Product Hunt–style comments (not star reviews)
  • No comments yet — start the thread.
general reviews

Ratings

4.565 reviews
  • Yuki Farah· Dec 28, 2024

    Keeps context tight: performing-credential-access-with-lazagne is the kind of skill you can hand to a new teammate without a long onboarding doc.

  • Pratham Ware· Dec 24, 2024

    performing-credential-access-with-lazagne has been reliable in day-to-day use. Documentation quality is above average for community skills.

  • Noor Thomas· Dec 24, 2024

    Registry listing for performing-credential-access-with-lazagne matched our evaluation — installs cleanly and behaves as described in the markdown.
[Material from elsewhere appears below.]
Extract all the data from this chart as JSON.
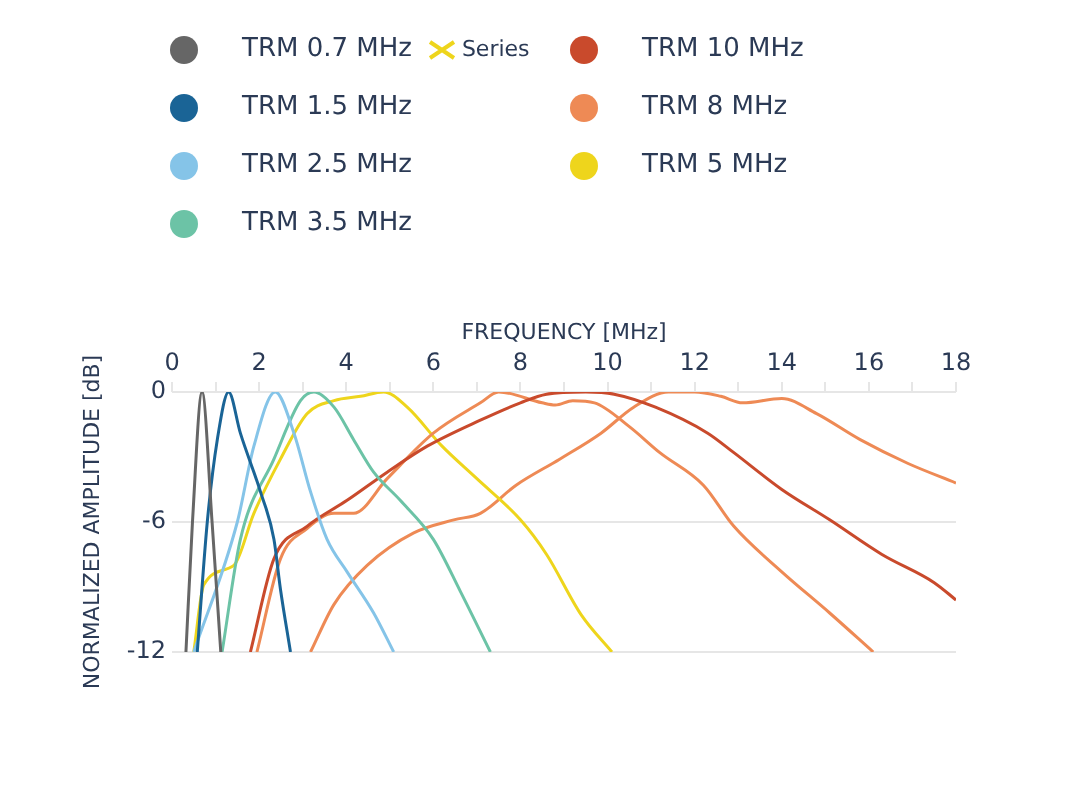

  • Emma Robinson· Dec 20, 2024

    performing-credential-access-with-lazagne has been reliable in day-to-day use. Documentation quality is above average for community skills.

  • Lucas Garcia· Dec 20, 2024

    Keeps context tight: performing-credential-access-with-lazagne is the kind of skill you can hand to a new teammate without a long onboarding doc.

  • Yuki Khan· Dec 12, 2024

    performing-credential-access-with-lazagne reduced setup friction for our internal harness; good balance of opinion and flexibility.

  • Ganesh Mohane· Dec 8, 2024

    I recommend performing-credential-access-with-lazagne for anyone iterating fast on agent tooling; clear intent and a small, reviewable surface area.

  • Emma Jackson· Nov 27, 2024

    I recommend performing-credential-access-with-lazagne for anyone iterating fast on agent tooling; clear intent and a small, reviewable surface area.

  • Sophia Yang· Nov 19, 2024

    performing-credential-access-with-lazagne is among the better-maintained entries we tried; worth keeping pinned for repeat workflows.

  • Sakshi Patil· Nov 15, 2024

    Solid pick for teams standardizing on skills: performing-credential-access-with-lazagne is focused, and the summary matches what you get after install.